Anchor tenants have performed well, with supermarket moving annual turnover as at 31 May 2020 up to 4.4% (compared to 2.6% as at 31 December 2019) and discount department stores MAT was up to 6.6% (compared to 3.4% as at 31 December 2019).

 

The performance of mini-major and specialty tenants has been mixed. Mini-majors MAT as at 31 May 2020 is 2.7% (compared to -1.0% as at 31 December 2019). Many specialty tenants have experienced a significant decline in sales due to COVID-19 related trading restrictions and forced (or voluntary) store closures, including gyms, nails, beauty, massage, cafes, restaurants, apparel and some services. Specialty MAT is down to -1.1% (compared to 2.3% as at 31 December 2019).

 

A rebound in May 2020 sales has been evident, with supermarkets, discount department stores and mini-majors all recording increases compared to the same month last year.

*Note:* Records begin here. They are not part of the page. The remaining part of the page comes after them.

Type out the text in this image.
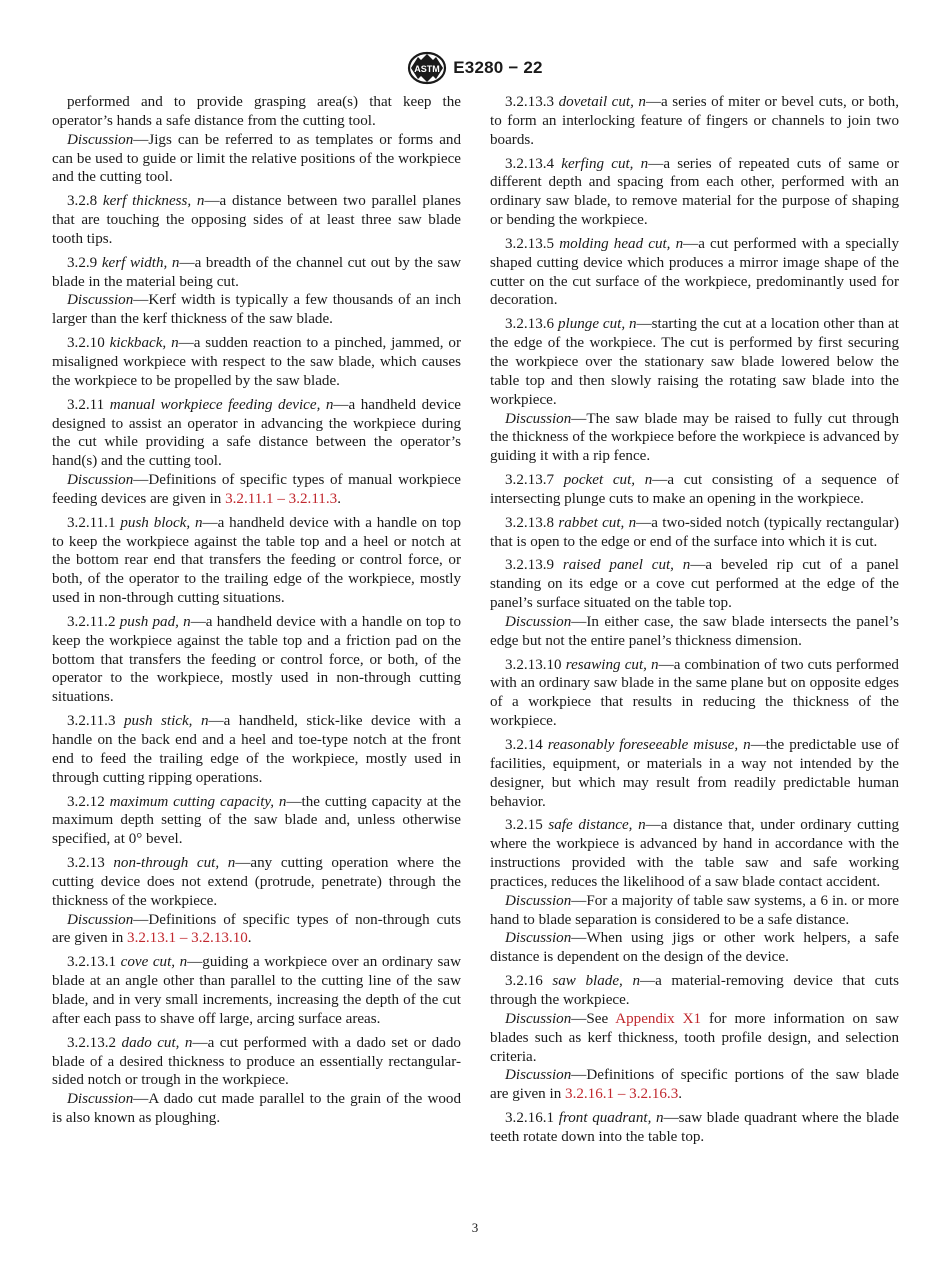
ASTM E3280 − 22

performed and to provide grasping area(s) that keep the operator’s hands a safe distance from the cutting tool.

Discussion—Jigs can be referred to as templates or forms and can be used to guide or limit the relative positions of the workpiece and the cutting tool.

3.2.8 kerf thickness, n—a distance between two parallel planes that are touching the opposing sides of at least three saw blade tooth tips.

3.2.9 kerf width, n—a breadth of the channel cut out by the saw blade in the material being cut.

Discussion—Kerf width is typically a few thousands of an inch larger than the kerf thickness of the saw blade.

3.2.10 kickback, n—a sudden reaction to a pinched, jammed, or misaligned workpiece with respect to the saw blade, which causes the workpiece to be propelled by the saw blade.

3.2.11 manual workpiece feeding device, n—a handheld device designed to assist an operator in advancing the workpiece during the cut while providing a safe distance between the operator’s hand(s) and the cutting tool.

Discussion—Definitions of specific types of manual workpiece feeding devices are given in 3.2.11.1 – 3.2.11.3.

3.2.11.1 push block, n—a handheld device with a handle on top to keep the workpiece against the table top and a heel or notch at the bottom rear end that transfers the feeding or control force, or both, of the operator to the trailing edge of the workpiece, mostly used in non-through cutting situations.

3.2.11.2 push pad, n—a handheld device with a handle on top to keep the workpiece against the table top and a friction pad on the bottom that transfers the feeding or control force, or both, of the operator to the workpiece, mostly used in non-through cutting situations.

3.2.11.3 push stick, n—a handheld, stick-like device with a handle on the back end and a heel and toe-type notch at the front end to feed the trailing edge of the workpiece, mostly used in through cutting ripping operations.

3.2.12 maximum cutting capacity, n—the cutting capacity at the maximum depth setting of the saw blade and, unless otherwise specified, at 0° bevel.

3.2.13 non-through cut, n—any cutting operation where the cutting device does not extend (protrude, penetrate) through the thickness of the workpiece.

Discussion—Definitions of specific types of non-through cuts are given in 3.2.13.1 – 3.2.13.10.

3.2.13.1 cove cut, n—guiding a workpiece over an ordinary saw blade at an angle other than parallel to the cutting line of the saw blade, and in very small increments, increasing the depth of the cut after each pass to shave off large, arcing surface areas.

3.2.13.2 dado cut, n—a cut performed with a dado set or dado blade of a desired thickness to produce an essentially rectangular-sided notch or trough in the workpiece.

Discussion—A dado cut made parallel to the grain of the wood is also known as ploughing.

3.2.13.3 dovetail cut, n—a series of miter or bevel cuts, or both, to form an interlocking feature of fingers or channels to join two boards.

3.2.13.4 kerfing cut, n—a series of repeated cuts of same or different depth and spacing from each other, performed with an ordinary saw blade, to remove material for the purpose of shaping or bending the workpiece.

3.2.13.5 molding head cut, n—a cut performed with a specially shaped cutting device which produces a mirror image shape of the cutter on the cut surface of the workpiece, predominantly used for decoration.

3.2.13.6 plunge cut, n—starting the cut at a location other than at the edge of the workpiece. The cut is performed by first securing the workpiece over the stationary saw blade lowered below the table top and then slowly raising the rotating saw blade into the workpiece.

Discussion—The saw blade may be raised to fully cut through the thickness of the workpiece before the workpiece is advanced by guiding it with a rip fence.

3.2.13.7 pocket cut, n—a cut consisting of a sequence of intersecting plunge cuts to make an opening in the workpiece.

3.2.13.8 rabbet cut, n—a two-sided notch (typically rectangular) that is open to the edge or end of the surface into which it is cut.

3.2.13.9 raised panel cut, n—a beveled rip cut of a panel standing on its edge or a cove cut performed at the edge of the panel’s surface situated on the table top.

Discussion—In either case, the saw blade intersects the panel’s edge but not the entire panel’s thickness dimension.

3.2.13.10 resawing cut, n—a combination of two cuts performed with an ordinary saw blade in the same plane but on opposite edges of a workpiece that results in reducing the thickness of the workpiece.

3.2.14 reasonably foreseeable misuse, n—the predictable use of facilities, equipment, or materials in a way not intended by the designer, but which may result from readily predictable human behavior.

3.2.15 safe distance, n—a distance that, under ordinary cutting where the workpiece is advanced by hand in accordance with the instructions provided with the table saw and safe working practices, reduces the likelihood of a saw blade contact accident.

Discussion—For a majority of table saw systems, a 6 in. or more hand to blade separation is considered to be a safe distance.

Discussion—When using jigs or other work helpers, a safe distance is dependent on the design of the device.

3.2.16 saw blade, n—a material-removing device that cuts through the workpiece.

Discussion—See Appendix X1 for more information on saw blades such as kerf thickness, tooth profile design, and selection criteria.

Discussion—Definitions of specific portions of the saw blade are given in 3.2.16.1 – 3.2.16.3.

3.2.16.1 front quadrant, n—saw blade quadrant where the blade teeth rotate down into the table top.

3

Specialty store sales continued to be impacted by store closures, albeit a reduced number. Excluding stores that were closed, specialty comparable store month-on-month sales growth in May was +3.8% (rather than -9.8%).

 

While June 2020 sales data will not be available until mid-July, anecdotally trading has continued to improve from May. At present, 97% of the Group specialty tenants are open and trading (up from a low point of 72% on 17 April 2020).

 

For the four months from March 2020 to 19 June 2020 there has been a cash rent shortfall of $22 million for collections vs billings. A portion of this amount has or will be granted to tenants as waivers or deferrals pursuant to the Code of Conduct. To date SCP has granted $5.4 million in waivers or deferrals to tenants in respect of March, April and May 2020. This number is expected to increase as the Group complete processing claims in respect of March, April, May and commence processing claims in respect of June 2020.

 

On 3 February 2020, SCP gave guidance for full year FY20 distributions of 15.1 cents per unit. Today SCP announces the distribution payable for the period from 1 January 2020 to 30 June 2020 to be 5.0 cents per SCP Stapled Unit which will take the full year distributions to 12.5 cents per unit. Some of the reduction is attribute to the dilution which occurred as a result of the equity raisings earlier in the year.

 

SCA also announced the results of its property valuations as at June 2020 with the total value dropping by $94.6m (or 2.9%), from $3,232.8m as at December 2019 to $3,138.2m as at June 2020.

 

The valuation decrease was attributed to four main drivers being:

– Capitalisation rate softening of 5bps from 6.46% at December 2019 to 6.51% at June 2020;

– Valuation NOI decrease of $2.6m or (-1.2%) from December 2019;

– COVID-19 once off rent relief adjustments of $27.4m; and

– Discounted cash flow valuations adopting more conservative let-up assumptions and lower market rent growth.

 

Neighbourhood centre valuations decreased by 2.1% overall, while sub-regional centre valuations decreased by 5.2%. Cap rates for sub-regional centres softened by 10bps to 6.84% while neighbourhood centre cap rates softened by only 3bps to 6.39%. Valuation NOI declines and COVID-19 one-off rent relief adjustments were also greater for sub-regional centres than for neighbourhood centres.

 

The spread of Covid-19 has created heightened valuation uncertainty. As a result, the independent valuers have included a statement within their valuation reports highlighting a “material valuation uncertainty”. This statement is intended to highlight that due to the current extraordinary circumstances, less certainty can be attached to the valuation than would otherwise be the case.